Halloween is upon us and it’s that time of year when children and adults alike love the excuse to get creative and dress up as something gruesome; when it is socially acceptable for children to knock on strangers’ doors in the dark and demand sweets or chocolate, while obviously dressed as a blood sucking vampire. You have to love it…

What inspires us in this tradition of ghouls and ghosts? In our modern age any one of us will mention a pop culture reference from film or TV which created a deep routed terror from those instant visuals easily recognisable by all.

Nonetheless, what first captured our horror addiction and sort to terrify and engage our own over-active imaginations before detailed on the silver screen? When we were left to use our own minds to create something even scarier something that we could not see or touch but read about instead.

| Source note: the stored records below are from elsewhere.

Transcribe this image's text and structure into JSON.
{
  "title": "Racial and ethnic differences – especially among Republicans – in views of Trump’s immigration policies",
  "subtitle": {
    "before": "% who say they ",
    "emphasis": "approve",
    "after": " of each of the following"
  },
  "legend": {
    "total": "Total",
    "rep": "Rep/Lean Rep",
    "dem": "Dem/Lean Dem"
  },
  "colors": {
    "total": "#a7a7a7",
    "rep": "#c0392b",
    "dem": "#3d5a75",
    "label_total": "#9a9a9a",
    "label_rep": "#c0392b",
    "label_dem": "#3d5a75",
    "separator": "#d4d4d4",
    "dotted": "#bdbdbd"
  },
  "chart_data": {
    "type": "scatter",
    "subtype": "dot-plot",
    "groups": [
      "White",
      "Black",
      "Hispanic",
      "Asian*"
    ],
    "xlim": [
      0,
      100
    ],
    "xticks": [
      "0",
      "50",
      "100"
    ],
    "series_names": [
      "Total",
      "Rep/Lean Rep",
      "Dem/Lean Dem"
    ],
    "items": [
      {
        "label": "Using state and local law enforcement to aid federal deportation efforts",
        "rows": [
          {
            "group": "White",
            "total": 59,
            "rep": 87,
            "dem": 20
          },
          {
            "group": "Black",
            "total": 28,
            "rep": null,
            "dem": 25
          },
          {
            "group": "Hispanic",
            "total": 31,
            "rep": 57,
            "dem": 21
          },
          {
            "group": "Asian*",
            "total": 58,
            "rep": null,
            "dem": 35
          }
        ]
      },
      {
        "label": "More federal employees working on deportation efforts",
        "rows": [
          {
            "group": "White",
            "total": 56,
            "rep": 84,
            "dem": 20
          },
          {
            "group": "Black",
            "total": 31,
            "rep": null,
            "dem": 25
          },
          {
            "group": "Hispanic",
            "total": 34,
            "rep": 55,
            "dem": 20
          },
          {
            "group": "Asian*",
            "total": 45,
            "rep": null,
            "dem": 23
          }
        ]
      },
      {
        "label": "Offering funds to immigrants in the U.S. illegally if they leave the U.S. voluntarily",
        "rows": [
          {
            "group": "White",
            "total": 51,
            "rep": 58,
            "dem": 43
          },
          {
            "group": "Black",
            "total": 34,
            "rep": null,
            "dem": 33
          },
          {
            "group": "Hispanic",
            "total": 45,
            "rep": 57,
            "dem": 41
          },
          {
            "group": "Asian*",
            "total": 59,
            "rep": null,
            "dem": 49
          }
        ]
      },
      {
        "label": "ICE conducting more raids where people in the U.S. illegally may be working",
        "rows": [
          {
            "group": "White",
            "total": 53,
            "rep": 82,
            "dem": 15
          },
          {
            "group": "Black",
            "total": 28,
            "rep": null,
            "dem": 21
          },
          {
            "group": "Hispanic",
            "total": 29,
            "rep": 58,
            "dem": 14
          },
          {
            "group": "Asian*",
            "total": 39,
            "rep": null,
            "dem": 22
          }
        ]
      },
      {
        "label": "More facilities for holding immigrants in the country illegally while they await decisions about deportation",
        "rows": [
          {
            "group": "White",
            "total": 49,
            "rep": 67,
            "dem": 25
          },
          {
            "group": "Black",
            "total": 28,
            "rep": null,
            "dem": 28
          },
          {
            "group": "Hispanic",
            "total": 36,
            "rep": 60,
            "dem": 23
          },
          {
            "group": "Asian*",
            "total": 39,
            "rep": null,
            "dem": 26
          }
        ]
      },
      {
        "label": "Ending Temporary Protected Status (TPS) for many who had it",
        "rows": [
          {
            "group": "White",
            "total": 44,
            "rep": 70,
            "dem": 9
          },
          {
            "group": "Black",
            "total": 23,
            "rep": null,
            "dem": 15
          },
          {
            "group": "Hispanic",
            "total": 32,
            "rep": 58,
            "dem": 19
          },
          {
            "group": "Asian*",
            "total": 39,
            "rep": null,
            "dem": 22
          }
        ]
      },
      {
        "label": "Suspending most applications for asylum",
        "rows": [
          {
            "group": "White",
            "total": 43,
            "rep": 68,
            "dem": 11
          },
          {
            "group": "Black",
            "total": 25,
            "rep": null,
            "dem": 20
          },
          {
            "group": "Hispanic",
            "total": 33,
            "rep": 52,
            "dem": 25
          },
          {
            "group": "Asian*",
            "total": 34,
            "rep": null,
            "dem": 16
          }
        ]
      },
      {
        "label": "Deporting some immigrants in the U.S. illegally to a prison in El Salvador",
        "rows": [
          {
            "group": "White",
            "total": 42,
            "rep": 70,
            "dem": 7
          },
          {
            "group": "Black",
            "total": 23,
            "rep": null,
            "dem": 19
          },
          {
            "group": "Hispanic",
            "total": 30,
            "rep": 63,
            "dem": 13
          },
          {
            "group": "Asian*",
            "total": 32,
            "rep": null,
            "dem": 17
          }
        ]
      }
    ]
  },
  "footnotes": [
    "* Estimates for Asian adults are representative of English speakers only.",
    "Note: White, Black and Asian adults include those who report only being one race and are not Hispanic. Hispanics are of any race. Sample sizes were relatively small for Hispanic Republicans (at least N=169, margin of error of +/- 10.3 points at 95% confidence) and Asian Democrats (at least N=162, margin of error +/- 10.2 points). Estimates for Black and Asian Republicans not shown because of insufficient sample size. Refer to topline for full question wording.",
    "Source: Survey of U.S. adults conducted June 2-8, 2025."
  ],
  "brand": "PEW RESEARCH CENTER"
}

This Halloween season see our recommendations of what to read with the lights on and the doors double locked and – possibly – your mother on speed dial!

Philip recommends – Who can beat the traditional gothic horror novel Dracula by Bram Stoker that really gave vampires their edge? An insightful world of mystery and suspense told in an epistolary format of Count Dracula’s attempt to move to England for new prey.

Eleanor recommends – Zombies seem to be in vogue in the horror world at present, so to get your literary fashion fix read Warm Bodies by Isaac Marion. A tale of a Zombie named R, no longer content with his decaying life, trying to find his humanity through love and making sense of a wold gone into chaos. Told through R’s eyes each chapter gets a little longer as his consciousness starts to awaken to what it means to be truly human. A Zombie novel with a heart.

Claire recommends – There are so many great children’s books out there about monsters and talking skeletons, but you just can’t beat Winnie the Witch by Valerie Thomas to read to your children. A fun book about a witch with a serious problem, everything is black including her cat causing mayhem, with an excellent twist at the end!





Beatrice recommends – Castle of Otranto by Horace Walpole: A gothic novel that makes the supernatural spooky, by announcing a sudden death right at the beginning, is an easy read in the gothic genre. The unexpected death by a mysterious giant helmet falling on the future Lord of Otranto injects some fun into the short story. And, despite the doomed romance that quickly emerges as a result, it does not detract from the fantastic imagination of this British politician turned writer.

Charlotte recommends – If you are someone slightly addicted to ghost stories and tales of what goes bump in the night, then you must read Ghosts: 100 Stories to Read with the Lights on by Louise Welsh, a book which will keep you jumping in your seat over and over again. A collection of Booker Prize-winners, ancient folk tales and gothic classics, this book will entertain any horror lover brave enough to turn the page…

Fruzsina recommends – The Penguin Complete Tales and Poems of Edgar Allan Poe are a thrilling mix of the spooky, the grotesque and even the humorous. These stories are the perfect leaf through on a ghoulish Halloween night, or a read aloud for evening entertainment. A good glass of red wine and some eerie musical accompaniment are also strongly advised.